Letty Chiwara started her leadership journey at a very early age as Head Prefect in her primary school in Zimbabwe. A strong feminist, she is grateful to her oldest sister Ratidzai for teaching her the value of hard work and generosity, as well as “everything about womanhood”.
After studying in Harare and in London, she worked as a Town Planning Officer, got married “to a wonderful and very supportive husband” and had two children. Her hard work, dedication, passion and commitment led her to become the youngest UNIFEM (the former UN Development Fund for Women) Chief of Africa, at age 37.
A career made of success and climbing the UNIFEM and UN Women ladder very fast.
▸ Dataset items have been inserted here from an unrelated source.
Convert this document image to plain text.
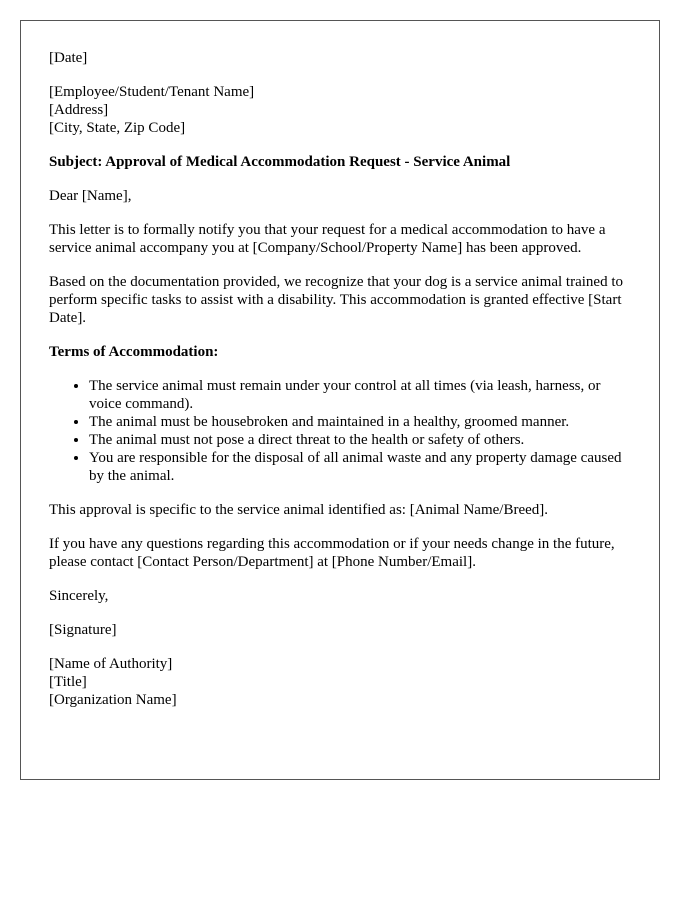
[Date]
[Employee/Student/Tenant Name]
[Address]
[City, State, Zip Code]
Subject: Approval of Medical Accommodation Request - Service Animal
Dear [Name],
This letter is to formally notify you that your request for a medical accommodation to have a service animal accompany you at [Company/School/Property Name] has been approved.
Based on the documentation provided, we recognize that your dog is a service animal trained to perform specific tasks to assist with a disability. This accommodation is granted effective [Start Date].
Terms of Accommodation:
• The service animal must remain under your control at all times (via leash, harness, or voice command).
• The animal must be housebroken and maintained in a healthy, groomed manner.
• The animal must not pose a direct threat to the health or safety of others.
• You are responsible for the disposal of all animal waste and any property damage caused by the animal.
This approval is specific to the service animal identified as: [Animal Name/Breed].
If you have any questions regarding this accommodation or if your needs change in the future, please contact [Contact Person/Department] at [Phone Number/Email].
Sincerely,
[Signature]
[Name of Authority]
[Title]
[Organization Name]
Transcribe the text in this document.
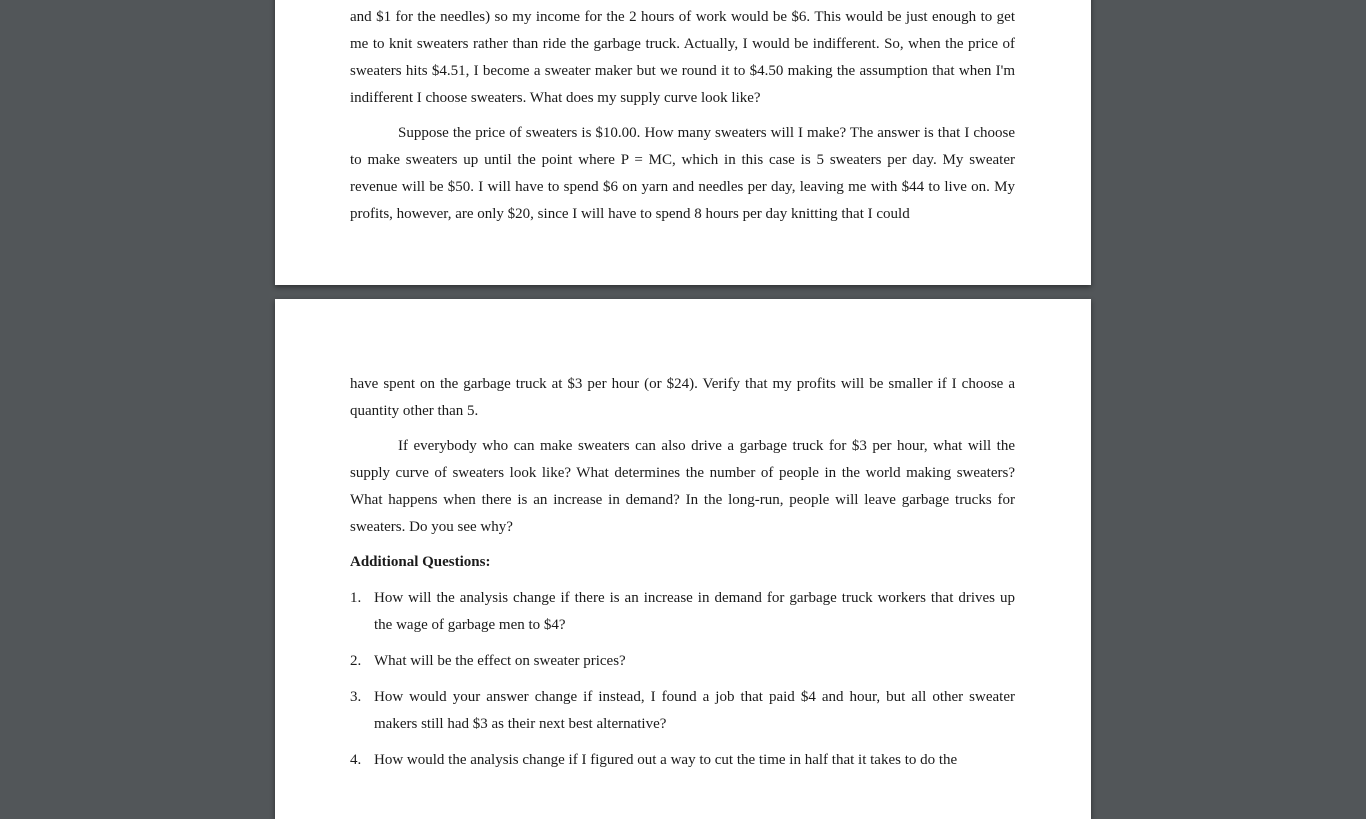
and $1 for the needles) so my income for the 2 hours of work would be $6. This would be just enough to get me to knit sweaters rather than ride the garbage truck. Actually, I would be indifferent. So, when the price of sweaters hits $4.51, I become a sweater maker but we round it to $4.50 making the assumption that when I'm indifferent I choose sweaters. What does my supply curve look like?

Suppose the price of sweaters is $10.00. How many sweaters will I make? The answer is that I choose to make sweaters up until the point where P = MC, which in this case is 5 sweaters per day. My sweater revenue will be $50. I will have to spend $6 on yarn and needles per day, leaving me with $44 to live on. My profits, however, are only $20, since I will have to spend 8 hours per day knitting that I could

have spent on the garbage truck at $3 per hour (or $24). Verify that my profits will be smaller if I choose a quantity other than 5.

If everybody who can make sweaters can also drive a garbage truck for $3 per hour, what will the supply curve of sweaters look like? What determines the number of people in the world making sweaters? What happens when there is an increase in demand? In the long-run, people will leave garbage trucks for sweaters. Do you see why?

Additional Questions:

1. How will the analysis change if there is an increase in demand for garbage truck workers that drives up the wage of garbage men to $4?
2. What will be the effect on sweater prices?
3. How would your answer change if instead, I found a job that paid $4 and hour, but all other sweater makers still had $3 as their next best alternative?
4. How would the analysis change if I figured out a way to cut the time in half that it takes to do the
During her 12 years in New York City, Letty Chiwara led UN Women staff across the African Continent and managed multi-million programs. She notably managed the first ever partnership between the European Commission and UNIFEM where the issue of gender equality was brought into the implementation of the Paris Declaration on Aid Effectiveness.
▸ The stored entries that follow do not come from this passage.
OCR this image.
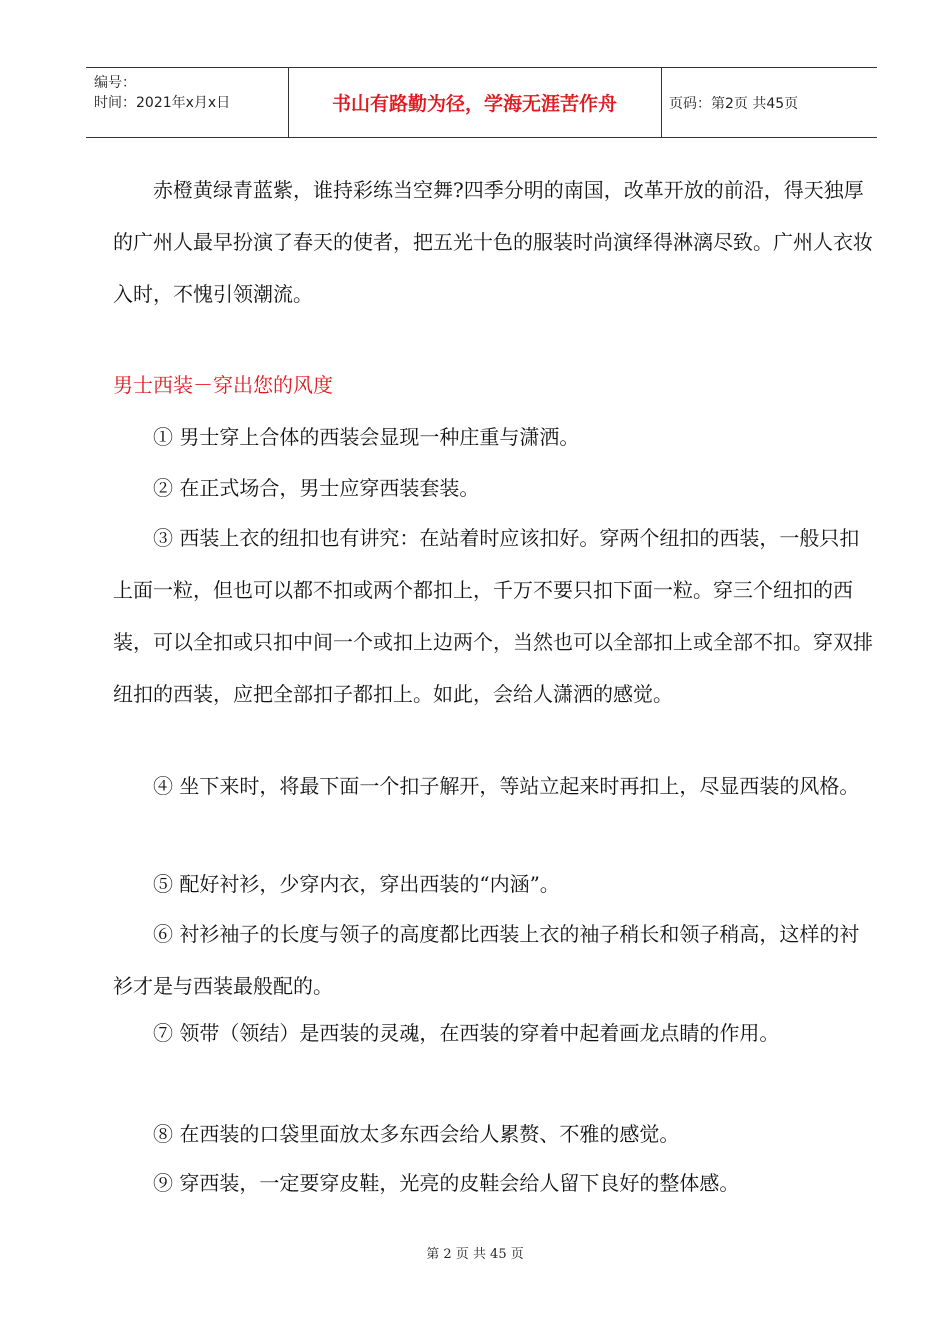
编号：
时间：2021年x月x日	书山有路勤为径，学海无涯苦作舟	页码：第2页 共45页

赤橙黄绿青蓝紫，谁持彩练当空舞?四季分明的南国，改革开放的前沿，得天独厚的广州人最早扮演了春天的使者，把五光十色的服装时尚演绎得淋漓尽致。广州人衣妆入时，不愧引领潮流。

男士西装－穿出您的风度

① 男士穿上合体的西装会显现一种庄重与潇洒。

② 在正式场合，男士应穿西装套装。

③ 西装上衣的纽扣也有讲究：在站着时应该扣好。穿两个纽扣的西装，一般只扣上面一粒，但也可以都不扣或两个都扣上，千万不要只扣下面一粒。穿三个纽扣的西装，可以全扣或只扣中间一个或扣上边两个，当然也可以全部扣上或全部不扣。穿双排纽扣的西装，应把全部扣子都扣上。如此，会给人潇洒的感觉。

④ 坐下来时，将最下面一个扣子解开，等站立起来时再扣上，尽显西装的风格。

⑤ 配好衬衫，少穿内衣，穿出西装的“内涵”。

⑥ 衬衫袖子的长度与领子的高度都比西装上衣的袖子稍长和领子稍高，这样的衬衫才是与西装最般配的。

⑦ 领带（领结）是西装的灵魂，在西装的穿着中起着画龙点睛的作用。

⑧ 在西装的口袋里面放太多东西会给人累赘、不雅的感觉。

⑨ 穿西装，一定要穿皮鞋，光亮的皮鞋会给人留下良好的整体感。

第 2 页 共 45 页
At a time when she wanted to move closer to home, the position of UN Women Representative to Ethiopia, the Africa Union Commission and the Economic Commission for Africa was established. This became a critical post for UN Women as it had a dual function, country representation to Ethiopia and political representation at the highest level of decision making in Africa at the Africa Union and indeed substantive leadership of gender equality and women’s empowerment with the Economic Commission for Africa. A position Letty Chiwara became the first to occupy in the new offices of Addis Ababa, Ethiopia.
A lesson Letty Chiwara has learnt, is that working to change social norms is very difficult. Yet she dedicates her efforts to UN Women mandate to mainstream gender and raise awareness on issues of equality and women’s rights. Letty Chiwara works to bridge the capacity gaps that mean than still today women are less likely than men to have the education, contacts and resources needed to become effective leaders.
Towards these ends, UN Women provides training for women political candidates to help build their capacities, and offer civic education and sensitization campaigns on gender equality.An example to be proud of is the work UN Women led for example in Kenya, by providing training to nearly 900 female candidates in all 47 counties and running a Campaign for Women in Leadership to encourage voters to vote for women. As a result at the 2013 elections, the number of women legislators rose to more than 20 per cent, more than double compared to the previous elections.
She is confident that the launch of the newly established Africa Women Leaders Network (AWLN) will bring a new momentum to EU-Africa cooperation and boost women leadership in Africa.